L’erreur serait de s’identifier à ces différentes enveloppes : on tombe alors dans l’ignorance (= avidya). L’ignorance ou l’inconscience ainsi que la confusion mentale sont les sources principales de la souffrance humaine, d’après l’hindouisme et le bouddhisme.

 

Au contraire, grâce aux pratiques corporelles, respiratoires et méditatives du Yoga, on peut cheminer à travers ces différentes couches afin d’accéder à la simple joie d’être (Ananda) : les enveloppes les plus importantes sont en effet celles de l’intuition et de la joie pure.
Ananda peut aussi surgir de manière spontanée ! 😀 Mais pour cela, il est important que le terrain – notre jardin intérieur – soit préparé…
On apprend ainsi à augmenter notre degré de discernement juste afin de cesser de se désoler pour des choses vaines, pour apprendre à accepter les situations, et surtout à s’accepter soi même.

 

*Upanishad  : ensemble de textes philosophiques qui forment la base théorique de la religion hindoue. Les Upanishad majeures sont aussi les plus anciennes. Elles ont été composées entre 800 et 500 avant notre ère. (Wikipedia)
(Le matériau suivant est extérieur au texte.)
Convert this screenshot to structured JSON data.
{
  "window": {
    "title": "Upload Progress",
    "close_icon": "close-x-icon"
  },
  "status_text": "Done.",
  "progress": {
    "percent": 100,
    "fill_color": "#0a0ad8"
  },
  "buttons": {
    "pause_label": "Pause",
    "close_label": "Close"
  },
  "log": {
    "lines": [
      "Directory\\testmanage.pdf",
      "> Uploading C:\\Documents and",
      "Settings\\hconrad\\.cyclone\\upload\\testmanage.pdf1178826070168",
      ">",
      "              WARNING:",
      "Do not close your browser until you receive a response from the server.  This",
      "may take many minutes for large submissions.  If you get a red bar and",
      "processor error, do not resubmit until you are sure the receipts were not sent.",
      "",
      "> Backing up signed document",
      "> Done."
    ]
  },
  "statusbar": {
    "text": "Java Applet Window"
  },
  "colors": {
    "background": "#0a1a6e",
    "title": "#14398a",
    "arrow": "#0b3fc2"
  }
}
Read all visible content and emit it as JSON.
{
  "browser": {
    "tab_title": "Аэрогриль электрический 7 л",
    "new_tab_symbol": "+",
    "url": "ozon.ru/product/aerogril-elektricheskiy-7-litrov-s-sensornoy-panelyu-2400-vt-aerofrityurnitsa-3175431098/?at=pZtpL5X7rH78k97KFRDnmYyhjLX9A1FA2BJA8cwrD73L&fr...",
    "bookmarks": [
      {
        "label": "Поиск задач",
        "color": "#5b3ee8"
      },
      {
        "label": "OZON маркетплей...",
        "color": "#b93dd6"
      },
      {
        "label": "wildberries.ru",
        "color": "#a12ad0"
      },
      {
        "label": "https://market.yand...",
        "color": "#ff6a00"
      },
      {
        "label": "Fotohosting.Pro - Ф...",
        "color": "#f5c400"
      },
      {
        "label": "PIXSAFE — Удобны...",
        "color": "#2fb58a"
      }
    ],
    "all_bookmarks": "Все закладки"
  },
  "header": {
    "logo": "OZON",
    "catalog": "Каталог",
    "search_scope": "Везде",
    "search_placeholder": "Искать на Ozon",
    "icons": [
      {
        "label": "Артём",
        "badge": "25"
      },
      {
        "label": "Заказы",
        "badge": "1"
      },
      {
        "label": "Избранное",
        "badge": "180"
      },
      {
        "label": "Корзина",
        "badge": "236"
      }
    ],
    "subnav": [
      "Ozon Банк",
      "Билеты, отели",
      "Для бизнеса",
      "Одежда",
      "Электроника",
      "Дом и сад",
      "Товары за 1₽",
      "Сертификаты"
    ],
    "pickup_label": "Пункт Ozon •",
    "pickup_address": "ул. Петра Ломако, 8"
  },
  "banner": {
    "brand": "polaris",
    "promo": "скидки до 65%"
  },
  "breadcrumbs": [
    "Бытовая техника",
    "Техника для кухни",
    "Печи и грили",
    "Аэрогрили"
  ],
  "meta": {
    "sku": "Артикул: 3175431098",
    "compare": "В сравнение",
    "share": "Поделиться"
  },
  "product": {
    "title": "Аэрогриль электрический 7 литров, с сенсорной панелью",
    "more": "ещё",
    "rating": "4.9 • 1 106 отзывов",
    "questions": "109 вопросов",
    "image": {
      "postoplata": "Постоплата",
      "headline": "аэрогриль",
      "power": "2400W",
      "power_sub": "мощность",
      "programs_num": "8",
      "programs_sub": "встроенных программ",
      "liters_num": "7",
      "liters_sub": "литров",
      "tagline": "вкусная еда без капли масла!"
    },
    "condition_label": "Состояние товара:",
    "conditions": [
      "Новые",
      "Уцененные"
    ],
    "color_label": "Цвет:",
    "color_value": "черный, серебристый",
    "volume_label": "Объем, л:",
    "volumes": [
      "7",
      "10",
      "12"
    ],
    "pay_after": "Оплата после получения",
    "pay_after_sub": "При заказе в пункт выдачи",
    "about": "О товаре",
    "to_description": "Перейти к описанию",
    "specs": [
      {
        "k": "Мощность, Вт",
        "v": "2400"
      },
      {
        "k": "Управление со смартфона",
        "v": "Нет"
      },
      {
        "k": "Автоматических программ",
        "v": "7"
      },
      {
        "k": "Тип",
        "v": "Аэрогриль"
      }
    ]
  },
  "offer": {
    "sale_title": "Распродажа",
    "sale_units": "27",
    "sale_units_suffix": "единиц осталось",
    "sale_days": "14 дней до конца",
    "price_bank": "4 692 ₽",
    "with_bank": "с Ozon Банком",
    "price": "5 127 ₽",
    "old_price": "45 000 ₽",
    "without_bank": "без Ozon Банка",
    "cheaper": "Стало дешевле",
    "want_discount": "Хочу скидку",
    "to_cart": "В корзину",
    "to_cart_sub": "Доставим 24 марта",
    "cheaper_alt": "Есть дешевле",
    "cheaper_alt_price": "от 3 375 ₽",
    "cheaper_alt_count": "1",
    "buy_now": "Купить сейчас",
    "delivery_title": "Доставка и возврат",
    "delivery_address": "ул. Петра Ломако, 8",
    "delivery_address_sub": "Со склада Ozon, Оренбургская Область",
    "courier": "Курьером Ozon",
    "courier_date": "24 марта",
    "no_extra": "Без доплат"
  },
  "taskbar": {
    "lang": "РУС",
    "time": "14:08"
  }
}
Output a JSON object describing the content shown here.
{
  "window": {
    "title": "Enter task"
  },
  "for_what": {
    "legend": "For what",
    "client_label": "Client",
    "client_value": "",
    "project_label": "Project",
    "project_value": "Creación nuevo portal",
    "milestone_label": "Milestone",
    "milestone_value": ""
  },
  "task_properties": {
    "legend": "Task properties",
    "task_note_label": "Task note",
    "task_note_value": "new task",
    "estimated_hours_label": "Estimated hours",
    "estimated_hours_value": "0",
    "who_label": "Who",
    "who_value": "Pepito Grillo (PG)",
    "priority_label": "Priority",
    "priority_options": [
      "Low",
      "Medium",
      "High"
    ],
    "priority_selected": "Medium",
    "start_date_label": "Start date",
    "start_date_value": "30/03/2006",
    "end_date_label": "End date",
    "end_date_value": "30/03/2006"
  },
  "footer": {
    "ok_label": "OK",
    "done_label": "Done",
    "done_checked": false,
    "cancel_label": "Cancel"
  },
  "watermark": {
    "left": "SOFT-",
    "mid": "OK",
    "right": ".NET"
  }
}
**Samkhya : école de la philosophie orthodoxe, codifié dans la Samkhyakarika composée au IVe ou Ve siècle apr. J.-C.  Le Samkhya est couplé au Yoga de Patanjali tel qu’il a été décrit dans les Yoga Sutra : le Yoga de Patanjali est en quelque sorte la mise en pratique de la philosophe du Samkhya.

 

 

Bibliographie :

 


2 commentaires

Anik · 19/05/2021 à 10:51

Article intéressant, élargissement de connaissances philosophiques indiennes qui sont un domaine inconnu pour moi…

    Fabienne COSTA · 19/05/2021 à 13:11

    Merci Anik pour ton témoignage !
    La pensée indienne est très différente de la pensée occidentale à laquelle nous sommes pour la plupart habitués depuis longtemps. Elle demande d’avoir un point de vue tout à fait autre.
    On pourrait dire que, sous certains égards, la pensée indienne est moins “rationnelle” que la pensée occidentale, mais c’est surtout que sa logique est autre : elle envisage la Vie sous des aspects plus larges, elle laisse une large part au monde subtil, invisible.
    Et comme je le dis souvent dan mes cours, apprendre c’est désapprendre ! Pour ma part, c’est comme cela que j’avance : j’essaie de me délester du connu qui parfois m’enferme afin de ne pas tomber dans des routines ni des ornières mentales, pour m’ouvrir à une dimension plus vaste qui me libère.